Position: Data Engineer (AWS Cloud + Hadoop Jobs + Informatica BDM)
Location: Greater Noida
Duration: Full Time
Must Have Skills
1: AWS Cloud
2: Apache Hadoop (Hadoop Platform, writing hive or impala queries)
3: Working on relational databases (Oracle, Teradata, PostgreSQL etc.) and writing SQL queries
4: Informatica BDM and ETL
5: Experience in writing Shell scripts
Job Description
- Design, build and operationalize large scale enterprise data solutions in Hadoop, Postgres, and Snowflake.
- Demonstrates outstanding understanding of AWS cloud services especially in the data engineering and analytics space.
- Analyze, re-architect and re-platform on premise big data platforms.
- Parse unstructured data, semi structured data such as JSON, XML etc. using Informatica Data Processor.
- Analyze the Informatica PowerCenter Jobs and redesign and develop them in BDM.
- Work will also encompass crafting & developing solution designs for data acquisition/ingestion of multifaceted data sets (internal/external), data integrations & data warehouse/marts.
- You are collaborative with business partners, product owners, partners, functional specialists, business analysts, IT architecture, and developers to develop solution designs adhering to architecture standards.
- Responsible for supervising and ensuring that solutions adhere to enterprise data governance & design standards.
- Act as a point of contact to resolve architectural, technical and solution related challenges from delivery teams for best efficiency.
- Design and Develop ETL Pipeline to ingest data into Hadoop from different data sources (Files, Mainframe, Relational Sources, NoSQL Etc.) using Informatica BDM
- Work with Hadoop administrators, Postgres DBAs to partition the hive tables, refresh metadata and various other activities, to enhance the performance of data loading and extraction.

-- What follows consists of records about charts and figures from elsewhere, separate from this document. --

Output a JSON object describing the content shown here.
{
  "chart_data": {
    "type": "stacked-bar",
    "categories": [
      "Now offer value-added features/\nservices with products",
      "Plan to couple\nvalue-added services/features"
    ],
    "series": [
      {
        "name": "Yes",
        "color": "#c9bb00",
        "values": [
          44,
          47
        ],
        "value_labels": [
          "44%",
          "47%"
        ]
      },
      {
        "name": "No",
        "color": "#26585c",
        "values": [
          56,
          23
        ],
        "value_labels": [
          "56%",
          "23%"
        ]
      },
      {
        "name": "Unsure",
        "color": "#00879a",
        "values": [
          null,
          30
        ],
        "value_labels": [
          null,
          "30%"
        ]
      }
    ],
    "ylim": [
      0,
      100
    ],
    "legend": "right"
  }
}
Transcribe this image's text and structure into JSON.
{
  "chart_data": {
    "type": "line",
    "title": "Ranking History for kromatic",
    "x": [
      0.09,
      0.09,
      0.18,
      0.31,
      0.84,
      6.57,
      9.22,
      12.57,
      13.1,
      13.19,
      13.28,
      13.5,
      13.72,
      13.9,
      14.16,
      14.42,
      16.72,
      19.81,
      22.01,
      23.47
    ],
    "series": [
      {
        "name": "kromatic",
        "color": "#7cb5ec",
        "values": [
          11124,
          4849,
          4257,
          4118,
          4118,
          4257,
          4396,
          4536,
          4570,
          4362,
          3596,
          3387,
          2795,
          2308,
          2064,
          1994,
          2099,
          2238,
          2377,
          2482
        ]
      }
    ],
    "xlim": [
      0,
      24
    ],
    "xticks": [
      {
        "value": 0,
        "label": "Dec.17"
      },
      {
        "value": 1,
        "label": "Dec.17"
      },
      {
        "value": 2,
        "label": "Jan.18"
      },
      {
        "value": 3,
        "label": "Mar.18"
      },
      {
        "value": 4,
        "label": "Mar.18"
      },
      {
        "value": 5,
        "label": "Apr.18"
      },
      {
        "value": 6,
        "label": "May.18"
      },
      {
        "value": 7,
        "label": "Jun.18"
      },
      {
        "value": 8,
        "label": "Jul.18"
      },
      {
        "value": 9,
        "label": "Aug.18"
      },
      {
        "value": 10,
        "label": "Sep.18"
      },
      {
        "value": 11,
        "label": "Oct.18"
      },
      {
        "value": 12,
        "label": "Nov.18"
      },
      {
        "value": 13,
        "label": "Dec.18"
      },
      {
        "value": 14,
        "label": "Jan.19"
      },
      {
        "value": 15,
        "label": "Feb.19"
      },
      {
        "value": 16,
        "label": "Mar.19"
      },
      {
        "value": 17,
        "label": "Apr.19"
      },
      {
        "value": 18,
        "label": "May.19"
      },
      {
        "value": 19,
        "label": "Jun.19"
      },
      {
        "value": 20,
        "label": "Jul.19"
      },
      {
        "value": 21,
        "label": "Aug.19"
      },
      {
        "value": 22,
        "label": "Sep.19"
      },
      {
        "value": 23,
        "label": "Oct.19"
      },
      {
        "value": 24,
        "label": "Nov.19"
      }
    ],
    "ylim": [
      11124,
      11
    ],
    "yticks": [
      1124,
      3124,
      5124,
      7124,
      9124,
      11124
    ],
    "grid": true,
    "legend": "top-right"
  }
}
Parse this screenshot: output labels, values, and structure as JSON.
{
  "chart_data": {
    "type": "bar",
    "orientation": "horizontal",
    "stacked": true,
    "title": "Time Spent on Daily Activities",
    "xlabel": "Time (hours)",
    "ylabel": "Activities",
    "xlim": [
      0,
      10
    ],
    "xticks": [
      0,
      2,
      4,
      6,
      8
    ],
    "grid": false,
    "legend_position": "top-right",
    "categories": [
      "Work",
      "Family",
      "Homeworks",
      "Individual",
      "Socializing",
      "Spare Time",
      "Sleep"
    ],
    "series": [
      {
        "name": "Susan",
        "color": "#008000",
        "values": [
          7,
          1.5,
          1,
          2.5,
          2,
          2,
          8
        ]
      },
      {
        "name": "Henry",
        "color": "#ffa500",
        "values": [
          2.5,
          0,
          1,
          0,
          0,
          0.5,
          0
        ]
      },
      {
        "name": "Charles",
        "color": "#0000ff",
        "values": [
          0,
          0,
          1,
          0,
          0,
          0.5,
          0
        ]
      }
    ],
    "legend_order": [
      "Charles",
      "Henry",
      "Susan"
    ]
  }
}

- Performance tuning of ETL mappings and queries.
- Advocate importance of data catalogs, data governance and data quality practices.
- Outstanding problem-solving skills.
- Work in an Agile delivery framework to evolve data models and solution designs to deliver value incrementally.
- You are a self-starter with experience working in a fast-paced agile development environment.
- Strong mentoring and coaching skills and ability to lead by example for junior team members.
- Outcome focused with strong decision making and critical thinking skills to challenge the status quo which impacts delivery pace and performance and striving for efficiency.
What You’ll Bring
- University degree in Computer Engineering or Computer Science.
- 3+ years of experience crafting solutions for data lakes, data integrations, data warehouses/marts.
- 3+ years of experience working on Hadoop Platform, writing hive or impala queries.
- 3+ years of experience working on relational databases (Oracle, Teradata, PostgreSQL etc.) and writing SQL queries.
- Solid grasp/experience with data technologies & tools (Hadoop, PostgreSQL, Informatica, etc.,)
- Experience on various execution modes in BDM such Spark, Hive, Native.
- Should have deep knowledge on performance tuning of ETL Jobs, Hadoop Jobs, SQL’s, Partitioning, Indexing and various other techniques.
- Experience in writing Shell scripts.
- Experience in Spark Jobs (Python or Scala) is an asset.
- Outstanding knowledge and experience in ETL with Informatica product suite.
- Knowledge/experience in Cloud Data Lake Design – preferred AWS technologies like S3, EMR, Redshift, Snowflake, Data catalog etc.,
- Experience implementing Data Governance principles and efficiencies.
- Understanding of reporting/analytics tools (Qlik Sense, SAP Business Objects, SAS, Dataiku, etc.,).
- Familiar with Agile software development.
- Excellent verbal and written communication skills.
- Insurance knowledge and asset-Ability to foundationally understand complex business process driving technical systems.